The Leghorn suits you if: you want maximum eggs on minimum feed, you like white eggs, you live in a hot climate, you have a covered run, and you don't expect companionship from your hens.

The Leghorn is not for you if: you want meat too → the RIR; you want natural incubation → the Silkie; you want a calm bird you can hand-feed → the Brahma; you live somewhere with hard winters → the Atak-S or the Brahma suits better.

To compare all the breeds side by side, see our guide to choosing a laying or meat breed.

Frequently Asked Questions

How many eggs does a Leghorn lay per year?

A Leghorn lays 280-320 white eggs (55-65 g) a year on just 100-110 g of feed a day — the best feed conversion of any breed.

At what age does a Leghorn start laying?

Very early: at 4.5-5 months (18-20 weeks), one of the earliest points of lay among the common breeds.

Why does the Leghorn lay white eggs?

Because it has white earlobes. The general rule in chickens is: white earlobes → white eggs, red earlobes → brown eggs.

Can a Leghorn fly?

Yes, very well. With its light body it can clear a 2-3 metre fence. You need a covered (netted) run, or the flight feathers on one wing must be clipped.

Does the Leghorn go broody?

No, almost never. The brooding instinct has been bred out entirely for output; if you want chicks you need an incubator (or a Silkie in the flock).

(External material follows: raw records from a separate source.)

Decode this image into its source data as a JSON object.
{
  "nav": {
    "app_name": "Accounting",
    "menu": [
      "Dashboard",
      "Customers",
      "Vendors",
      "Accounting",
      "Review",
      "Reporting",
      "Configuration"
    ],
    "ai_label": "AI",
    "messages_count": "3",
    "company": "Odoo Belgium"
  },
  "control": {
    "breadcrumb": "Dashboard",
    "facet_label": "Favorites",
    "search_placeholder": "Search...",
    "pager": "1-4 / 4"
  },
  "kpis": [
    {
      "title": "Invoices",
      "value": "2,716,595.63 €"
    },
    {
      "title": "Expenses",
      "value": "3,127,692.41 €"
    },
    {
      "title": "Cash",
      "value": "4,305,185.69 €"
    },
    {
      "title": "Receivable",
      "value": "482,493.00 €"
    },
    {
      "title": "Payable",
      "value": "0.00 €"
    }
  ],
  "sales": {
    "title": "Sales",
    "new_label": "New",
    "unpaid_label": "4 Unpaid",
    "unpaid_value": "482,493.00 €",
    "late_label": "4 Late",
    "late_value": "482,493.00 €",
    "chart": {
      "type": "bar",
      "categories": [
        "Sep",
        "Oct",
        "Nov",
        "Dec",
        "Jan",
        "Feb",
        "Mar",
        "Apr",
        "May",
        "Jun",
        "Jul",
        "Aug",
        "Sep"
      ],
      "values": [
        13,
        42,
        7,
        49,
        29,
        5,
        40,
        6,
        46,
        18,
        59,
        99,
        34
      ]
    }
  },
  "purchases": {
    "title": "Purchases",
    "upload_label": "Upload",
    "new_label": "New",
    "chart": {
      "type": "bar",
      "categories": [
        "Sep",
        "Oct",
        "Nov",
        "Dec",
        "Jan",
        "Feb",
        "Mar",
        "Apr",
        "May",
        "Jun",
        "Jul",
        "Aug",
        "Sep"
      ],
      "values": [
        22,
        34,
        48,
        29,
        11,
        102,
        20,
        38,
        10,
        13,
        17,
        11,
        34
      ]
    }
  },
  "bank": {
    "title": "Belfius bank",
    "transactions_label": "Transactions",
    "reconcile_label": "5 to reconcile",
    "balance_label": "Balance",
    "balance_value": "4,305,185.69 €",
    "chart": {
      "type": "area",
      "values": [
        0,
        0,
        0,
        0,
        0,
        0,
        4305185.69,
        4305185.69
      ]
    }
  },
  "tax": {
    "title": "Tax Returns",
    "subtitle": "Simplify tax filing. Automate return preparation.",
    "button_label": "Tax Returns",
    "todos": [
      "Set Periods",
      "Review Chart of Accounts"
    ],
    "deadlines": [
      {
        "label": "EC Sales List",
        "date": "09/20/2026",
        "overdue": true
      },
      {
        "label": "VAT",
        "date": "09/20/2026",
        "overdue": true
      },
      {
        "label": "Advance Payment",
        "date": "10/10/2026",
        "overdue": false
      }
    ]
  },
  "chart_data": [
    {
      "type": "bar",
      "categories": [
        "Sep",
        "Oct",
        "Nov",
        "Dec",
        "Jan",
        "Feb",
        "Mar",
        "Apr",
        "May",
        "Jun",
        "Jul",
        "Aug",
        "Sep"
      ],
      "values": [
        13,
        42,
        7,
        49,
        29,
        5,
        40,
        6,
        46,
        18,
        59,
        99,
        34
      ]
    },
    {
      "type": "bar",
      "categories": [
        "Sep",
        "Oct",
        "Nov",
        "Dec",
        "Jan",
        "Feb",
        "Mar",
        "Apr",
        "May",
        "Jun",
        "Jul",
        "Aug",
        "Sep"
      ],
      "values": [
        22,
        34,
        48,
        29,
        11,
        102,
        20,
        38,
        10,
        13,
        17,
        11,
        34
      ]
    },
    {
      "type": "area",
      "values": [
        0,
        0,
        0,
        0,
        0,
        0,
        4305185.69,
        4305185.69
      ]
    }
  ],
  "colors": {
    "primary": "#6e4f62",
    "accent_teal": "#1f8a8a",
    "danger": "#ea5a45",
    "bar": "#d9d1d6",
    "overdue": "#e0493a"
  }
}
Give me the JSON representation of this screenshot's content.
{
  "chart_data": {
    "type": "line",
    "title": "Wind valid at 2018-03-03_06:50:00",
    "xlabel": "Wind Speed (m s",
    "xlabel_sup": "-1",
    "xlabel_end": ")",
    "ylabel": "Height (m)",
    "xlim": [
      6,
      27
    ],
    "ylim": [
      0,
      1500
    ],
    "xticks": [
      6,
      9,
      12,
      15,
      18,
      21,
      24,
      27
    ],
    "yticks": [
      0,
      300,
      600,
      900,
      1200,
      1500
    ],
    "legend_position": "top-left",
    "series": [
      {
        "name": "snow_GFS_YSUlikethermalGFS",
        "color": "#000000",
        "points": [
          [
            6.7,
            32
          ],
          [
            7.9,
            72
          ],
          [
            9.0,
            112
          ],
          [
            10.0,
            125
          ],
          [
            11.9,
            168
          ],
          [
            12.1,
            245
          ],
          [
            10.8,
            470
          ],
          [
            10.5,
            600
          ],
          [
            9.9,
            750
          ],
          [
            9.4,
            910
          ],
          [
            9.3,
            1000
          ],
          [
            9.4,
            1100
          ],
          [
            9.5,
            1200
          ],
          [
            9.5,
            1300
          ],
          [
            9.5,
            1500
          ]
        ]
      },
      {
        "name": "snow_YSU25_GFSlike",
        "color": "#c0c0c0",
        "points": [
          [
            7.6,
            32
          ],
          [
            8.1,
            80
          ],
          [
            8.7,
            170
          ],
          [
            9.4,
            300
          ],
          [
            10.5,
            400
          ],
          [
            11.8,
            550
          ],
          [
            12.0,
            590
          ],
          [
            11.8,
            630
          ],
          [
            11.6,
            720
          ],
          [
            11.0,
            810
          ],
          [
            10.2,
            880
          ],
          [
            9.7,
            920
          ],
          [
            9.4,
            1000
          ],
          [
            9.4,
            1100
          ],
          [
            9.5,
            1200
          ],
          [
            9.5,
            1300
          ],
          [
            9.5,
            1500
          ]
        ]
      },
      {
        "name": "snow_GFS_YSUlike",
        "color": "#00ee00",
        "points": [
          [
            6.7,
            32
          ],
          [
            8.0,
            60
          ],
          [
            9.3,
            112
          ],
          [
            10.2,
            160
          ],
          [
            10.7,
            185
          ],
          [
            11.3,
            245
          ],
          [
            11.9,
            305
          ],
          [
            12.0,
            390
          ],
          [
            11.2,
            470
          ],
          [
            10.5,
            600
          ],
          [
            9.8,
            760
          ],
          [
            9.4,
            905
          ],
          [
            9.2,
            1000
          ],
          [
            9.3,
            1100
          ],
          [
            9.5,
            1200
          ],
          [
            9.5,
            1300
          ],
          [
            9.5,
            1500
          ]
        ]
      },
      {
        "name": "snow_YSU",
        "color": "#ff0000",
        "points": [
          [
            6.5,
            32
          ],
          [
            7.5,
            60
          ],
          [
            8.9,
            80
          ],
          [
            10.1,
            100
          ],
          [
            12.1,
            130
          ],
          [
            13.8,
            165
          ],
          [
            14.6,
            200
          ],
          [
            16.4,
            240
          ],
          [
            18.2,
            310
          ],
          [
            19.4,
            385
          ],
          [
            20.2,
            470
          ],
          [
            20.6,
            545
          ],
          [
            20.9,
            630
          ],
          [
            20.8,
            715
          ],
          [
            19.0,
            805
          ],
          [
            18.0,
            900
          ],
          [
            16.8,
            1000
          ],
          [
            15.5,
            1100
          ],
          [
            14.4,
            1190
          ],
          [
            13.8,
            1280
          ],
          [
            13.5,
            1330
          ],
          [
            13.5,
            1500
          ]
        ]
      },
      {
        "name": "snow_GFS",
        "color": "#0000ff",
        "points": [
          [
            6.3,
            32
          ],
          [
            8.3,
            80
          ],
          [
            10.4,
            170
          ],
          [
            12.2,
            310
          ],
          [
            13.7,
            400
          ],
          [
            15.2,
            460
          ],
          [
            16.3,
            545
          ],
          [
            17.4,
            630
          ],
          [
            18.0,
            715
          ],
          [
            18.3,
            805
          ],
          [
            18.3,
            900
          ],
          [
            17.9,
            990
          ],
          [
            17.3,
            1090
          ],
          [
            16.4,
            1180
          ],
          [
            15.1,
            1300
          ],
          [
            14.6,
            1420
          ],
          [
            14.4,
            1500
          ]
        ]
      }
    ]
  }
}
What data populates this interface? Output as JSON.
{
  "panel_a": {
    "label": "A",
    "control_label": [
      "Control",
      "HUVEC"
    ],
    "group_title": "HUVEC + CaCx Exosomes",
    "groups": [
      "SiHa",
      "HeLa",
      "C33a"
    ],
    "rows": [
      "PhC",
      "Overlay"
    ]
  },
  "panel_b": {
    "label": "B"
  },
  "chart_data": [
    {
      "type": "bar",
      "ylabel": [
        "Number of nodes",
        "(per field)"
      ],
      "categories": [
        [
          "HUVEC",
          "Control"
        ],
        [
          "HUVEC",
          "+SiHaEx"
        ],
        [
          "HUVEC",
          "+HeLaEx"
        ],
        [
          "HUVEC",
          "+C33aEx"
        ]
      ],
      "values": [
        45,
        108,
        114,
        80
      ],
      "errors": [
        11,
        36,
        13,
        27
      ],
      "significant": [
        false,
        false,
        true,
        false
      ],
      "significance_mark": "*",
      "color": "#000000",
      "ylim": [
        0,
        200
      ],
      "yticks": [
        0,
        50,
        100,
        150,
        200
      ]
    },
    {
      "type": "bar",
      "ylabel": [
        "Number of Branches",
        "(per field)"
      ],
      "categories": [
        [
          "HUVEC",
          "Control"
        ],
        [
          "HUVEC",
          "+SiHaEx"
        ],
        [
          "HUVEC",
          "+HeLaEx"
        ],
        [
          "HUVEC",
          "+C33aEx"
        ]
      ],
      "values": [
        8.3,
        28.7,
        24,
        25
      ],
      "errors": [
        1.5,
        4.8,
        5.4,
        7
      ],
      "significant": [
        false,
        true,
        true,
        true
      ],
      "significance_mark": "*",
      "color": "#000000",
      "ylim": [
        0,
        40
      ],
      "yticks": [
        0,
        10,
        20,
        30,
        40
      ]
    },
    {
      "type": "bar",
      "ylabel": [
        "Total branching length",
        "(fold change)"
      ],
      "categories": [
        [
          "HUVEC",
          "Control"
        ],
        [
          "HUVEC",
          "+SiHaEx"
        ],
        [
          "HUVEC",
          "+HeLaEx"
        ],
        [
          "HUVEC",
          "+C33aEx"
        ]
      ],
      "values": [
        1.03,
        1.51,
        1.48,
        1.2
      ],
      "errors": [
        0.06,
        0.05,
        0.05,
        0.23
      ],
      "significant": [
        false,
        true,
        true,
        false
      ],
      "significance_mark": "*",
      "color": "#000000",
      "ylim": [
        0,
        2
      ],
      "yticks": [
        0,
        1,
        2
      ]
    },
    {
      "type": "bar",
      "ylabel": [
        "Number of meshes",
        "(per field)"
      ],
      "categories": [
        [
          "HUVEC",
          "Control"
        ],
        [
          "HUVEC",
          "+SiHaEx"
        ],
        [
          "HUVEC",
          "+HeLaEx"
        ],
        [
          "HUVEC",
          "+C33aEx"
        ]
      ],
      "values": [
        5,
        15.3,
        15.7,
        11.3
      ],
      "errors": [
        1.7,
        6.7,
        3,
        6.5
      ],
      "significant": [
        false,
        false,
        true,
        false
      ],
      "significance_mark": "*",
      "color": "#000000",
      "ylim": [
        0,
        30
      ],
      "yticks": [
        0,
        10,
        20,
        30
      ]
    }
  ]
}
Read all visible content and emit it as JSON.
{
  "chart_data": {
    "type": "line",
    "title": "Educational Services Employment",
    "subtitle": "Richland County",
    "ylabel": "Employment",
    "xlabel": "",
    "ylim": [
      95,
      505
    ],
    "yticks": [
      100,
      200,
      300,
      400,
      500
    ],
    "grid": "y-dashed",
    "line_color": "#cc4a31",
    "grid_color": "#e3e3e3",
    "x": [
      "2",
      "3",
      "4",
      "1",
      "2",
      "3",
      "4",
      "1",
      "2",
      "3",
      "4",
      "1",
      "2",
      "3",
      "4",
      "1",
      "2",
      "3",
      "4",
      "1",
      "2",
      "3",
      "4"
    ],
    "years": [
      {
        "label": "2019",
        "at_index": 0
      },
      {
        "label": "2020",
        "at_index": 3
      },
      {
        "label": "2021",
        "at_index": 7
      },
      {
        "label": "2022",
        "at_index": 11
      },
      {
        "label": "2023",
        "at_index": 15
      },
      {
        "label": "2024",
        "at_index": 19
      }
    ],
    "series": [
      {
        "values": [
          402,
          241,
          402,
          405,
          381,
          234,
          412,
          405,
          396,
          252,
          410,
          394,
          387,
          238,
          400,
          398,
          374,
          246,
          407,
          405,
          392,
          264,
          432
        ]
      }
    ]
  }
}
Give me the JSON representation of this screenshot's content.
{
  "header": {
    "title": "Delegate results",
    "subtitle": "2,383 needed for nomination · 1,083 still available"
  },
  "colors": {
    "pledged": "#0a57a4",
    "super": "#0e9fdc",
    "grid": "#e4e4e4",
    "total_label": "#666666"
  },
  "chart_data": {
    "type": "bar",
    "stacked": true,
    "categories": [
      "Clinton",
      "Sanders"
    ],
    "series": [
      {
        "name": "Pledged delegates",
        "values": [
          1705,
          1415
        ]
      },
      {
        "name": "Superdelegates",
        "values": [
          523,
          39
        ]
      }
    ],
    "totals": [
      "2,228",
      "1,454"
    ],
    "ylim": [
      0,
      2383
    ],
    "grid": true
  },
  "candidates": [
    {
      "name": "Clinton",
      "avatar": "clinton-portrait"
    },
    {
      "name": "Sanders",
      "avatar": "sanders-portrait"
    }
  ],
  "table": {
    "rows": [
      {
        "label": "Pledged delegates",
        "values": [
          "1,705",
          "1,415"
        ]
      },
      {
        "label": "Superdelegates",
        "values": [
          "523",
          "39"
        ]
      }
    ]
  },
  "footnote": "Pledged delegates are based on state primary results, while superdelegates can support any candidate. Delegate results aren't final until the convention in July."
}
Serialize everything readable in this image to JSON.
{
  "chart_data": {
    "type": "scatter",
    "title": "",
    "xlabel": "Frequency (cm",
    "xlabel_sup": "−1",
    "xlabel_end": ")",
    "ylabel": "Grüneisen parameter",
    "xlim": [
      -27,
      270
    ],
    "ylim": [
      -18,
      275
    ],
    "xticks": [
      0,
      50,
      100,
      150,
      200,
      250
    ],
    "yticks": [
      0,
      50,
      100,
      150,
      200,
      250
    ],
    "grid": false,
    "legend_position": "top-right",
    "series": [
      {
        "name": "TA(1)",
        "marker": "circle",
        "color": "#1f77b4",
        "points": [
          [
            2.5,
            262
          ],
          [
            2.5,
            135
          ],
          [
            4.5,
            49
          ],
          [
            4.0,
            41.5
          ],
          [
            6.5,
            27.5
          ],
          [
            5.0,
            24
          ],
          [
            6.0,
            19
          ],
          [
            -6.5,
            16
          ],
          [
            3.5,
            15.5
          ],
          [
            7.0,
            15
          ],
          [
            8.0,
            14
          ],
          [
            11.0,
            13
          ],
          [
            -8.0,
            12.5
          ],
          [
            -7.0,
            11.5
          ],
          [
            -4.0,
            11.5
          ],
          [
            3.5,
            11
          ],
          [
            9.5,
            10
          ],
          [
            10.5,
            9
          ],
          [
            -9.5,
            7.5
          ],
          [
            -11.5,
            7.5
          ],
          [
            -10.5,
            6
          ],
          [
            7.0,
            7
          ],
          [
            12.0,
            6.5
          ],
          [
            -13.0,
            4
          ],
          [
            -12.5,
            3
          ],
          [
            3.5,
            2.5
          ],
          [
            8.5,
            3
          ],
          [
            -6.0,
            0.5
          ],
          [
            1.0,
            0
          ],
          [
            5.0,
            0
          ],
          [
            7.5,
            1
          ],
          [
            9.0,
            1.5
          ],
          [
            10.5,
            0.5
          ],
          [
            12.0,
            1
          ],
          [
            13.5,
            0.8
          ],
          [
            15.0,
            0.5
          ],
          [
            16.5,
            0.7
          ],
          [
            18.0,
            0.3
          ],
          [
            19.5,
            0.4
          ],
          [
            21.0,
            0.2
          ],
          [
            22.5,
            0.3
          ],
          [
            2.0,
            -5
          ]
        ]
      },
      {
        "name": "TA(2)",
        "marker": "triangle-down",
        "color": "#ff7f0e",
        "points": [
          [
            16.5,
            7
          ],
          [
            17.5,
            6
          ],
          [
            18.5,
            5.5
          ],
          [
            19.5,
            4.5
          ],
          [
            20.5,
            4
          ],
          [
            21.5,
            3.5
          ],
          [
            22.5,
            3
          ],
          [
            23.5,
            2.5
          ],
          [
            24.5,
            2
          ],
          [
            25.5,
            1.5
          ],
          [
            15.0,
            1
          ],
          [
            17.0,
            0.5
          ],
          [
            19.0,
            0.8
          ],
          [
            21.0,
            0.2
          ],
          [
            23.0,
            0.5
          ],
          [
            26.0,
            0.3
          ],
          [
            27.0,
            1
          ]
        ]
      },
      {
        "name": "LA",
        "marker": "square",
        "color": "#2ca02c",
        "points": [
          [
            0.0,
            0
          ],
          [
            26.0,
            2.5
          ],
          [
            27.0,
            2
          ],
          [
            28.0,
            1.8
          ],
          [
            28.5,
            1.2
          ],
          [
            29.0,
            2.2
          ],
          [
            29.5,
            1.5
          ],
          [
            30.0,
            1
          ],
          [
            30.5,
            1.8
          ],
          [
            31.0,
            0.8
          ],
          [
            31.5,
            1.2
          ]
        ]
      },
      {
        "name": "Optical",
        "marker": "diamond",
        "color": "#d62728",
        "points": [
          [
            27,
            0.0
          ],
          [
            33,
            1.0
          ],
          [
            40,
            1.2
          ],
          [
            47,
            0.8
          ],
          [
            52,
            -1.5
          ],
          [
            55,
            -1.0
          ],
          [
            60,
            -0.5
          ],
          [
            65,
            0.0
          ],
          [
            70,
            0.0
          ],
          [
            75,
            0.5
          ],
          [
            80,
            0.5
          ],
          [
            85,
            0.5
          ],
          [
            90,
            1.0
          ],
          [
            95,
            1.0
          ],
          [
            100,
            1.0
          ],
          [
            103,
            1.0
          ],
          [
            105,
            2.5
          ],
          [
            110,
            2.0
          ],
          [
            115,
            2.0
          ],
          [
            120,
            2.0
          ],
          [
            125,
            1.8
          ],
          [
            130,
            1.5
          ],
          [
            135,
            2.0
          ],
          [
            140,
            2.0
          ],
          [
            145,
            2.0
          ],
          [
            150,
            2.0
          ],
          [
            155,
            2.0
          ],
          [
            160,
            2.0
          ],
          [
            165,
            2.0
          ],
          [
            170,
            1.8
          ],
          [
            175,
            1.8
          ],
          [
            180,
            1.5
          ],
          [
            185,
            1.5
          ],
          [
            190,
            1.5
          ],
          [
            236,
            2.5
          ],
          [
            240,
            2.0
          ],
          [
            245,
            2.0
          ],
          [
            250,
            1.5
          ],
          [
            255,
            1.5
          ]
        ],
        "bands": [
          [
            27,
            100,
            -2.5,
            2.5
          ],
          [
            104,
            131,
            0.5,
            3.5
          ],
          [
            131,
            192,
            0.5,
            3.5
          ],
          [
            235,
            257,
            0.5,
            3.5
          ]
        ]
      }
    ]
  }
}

Is the Leghorn cold hardy?

The body is hardy, but the large single comb can suffer frostbite in a hard winter. Keep the coop draught-free and dry; smearing the comb with petroleum jelly is a common protection, and the rose-comb variety suits cold regions better.

Is the Leghorn any good for meat?

No. It has a thin, light body (hens 2-2.5 kg) and low meat value. If you want eggs and meat, the Rhode Island Red is the better fit.